I would remind America of the last time the word “un-American” was thrown around with the frequency it is today. A senator named Joe McCarthy was making a career for himself by accusing Americans of being communists. He was one of the most counterproductive leaders this country has ever endured, destroying people’s lives to further his own career. I worry that while McCarthy may be dead, his spirit lives on every time the word “un-American” is uttered.
What does any of this have to do with supporting American troops? In this country, we are free to decide whether or not to serve our country in this way. No one is forced to serve, and no one has been drafted since the Vietnam war. Those serving in the military right now made their choice regardless of how others feel about the cause they are fighting for.
One can oppose the war while praying for the safety of American troops. An American can be angry at President Bush for putting American soldiers at risk and still hope for the safety of those soldiers. A member of our society can embrace American foreign policy and praise the president and the military as they please. And I would go so far as to say a citizen of this country, protected by the First Amendment, can find fault with members of the American armed forces who choose to serve in a time when that citizen feels our actions are questionable, if that is how they feel.

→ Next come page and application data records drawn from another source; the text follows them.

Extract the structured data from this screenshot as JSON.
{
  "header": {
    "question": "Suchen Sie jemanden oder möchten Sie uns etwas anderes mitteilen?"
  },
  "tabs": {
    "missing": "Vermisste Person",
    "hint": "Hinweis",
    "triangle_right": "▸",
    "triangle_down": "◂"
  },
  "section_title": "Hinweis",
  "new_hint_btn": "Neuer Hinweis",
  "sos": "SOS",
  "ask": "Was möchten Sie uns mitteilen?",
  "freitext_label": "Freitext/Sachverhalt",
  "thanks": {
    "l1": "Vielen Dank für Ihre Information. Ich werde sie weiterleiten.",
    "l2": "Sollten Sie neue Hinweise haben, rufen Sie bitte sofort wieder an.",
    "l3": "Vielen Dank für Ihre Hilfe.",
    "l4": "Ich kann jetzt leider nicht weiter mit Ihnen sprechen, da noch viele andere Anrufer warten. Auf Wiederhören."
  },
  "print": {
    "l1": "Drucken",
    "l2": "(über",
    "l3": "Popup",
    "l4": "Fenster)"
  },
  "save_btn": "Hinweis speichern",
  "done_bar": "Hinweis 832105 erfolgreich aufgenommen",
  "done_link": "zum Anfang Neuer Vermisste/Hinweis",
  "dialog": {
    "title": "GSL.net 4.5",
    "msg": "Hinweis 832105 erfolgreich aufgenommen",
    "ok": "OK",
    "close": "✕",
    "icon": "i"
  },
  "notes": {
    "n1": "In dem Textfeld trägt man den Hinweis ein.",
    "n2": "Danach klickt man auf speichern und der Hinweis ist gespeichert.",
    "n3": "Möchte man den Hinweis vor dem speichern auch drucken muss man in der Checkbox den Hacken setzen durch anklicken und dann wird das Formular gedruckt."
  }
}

Adolf Hitler came to power by crushing all opposition in his own country, all debate or discussion, and once that was accomplished, he turned to the rest of Europe. He eventually dissolved Parliament and assumed the role of dictator for life.
Debate, discussion, argument and, yes, even protest is our defense against dictatorship. Remember that as terrible as Nazi Germany was, it was also very efficient. Nazi Germany spoke with one voice. As Americans, we should fear that kind of efficiency and unity. This is not to say that President Bush is Hitler-like or would become a dictator if given the chance; only that Americans should beware of the stifling of debate. Bush himself never told anyone not to protest. Everyday Americans have.
America is a country born out of protest and argument. To deny our roots as an opinionated, free-speaking society is to deny our own heritage as Americans.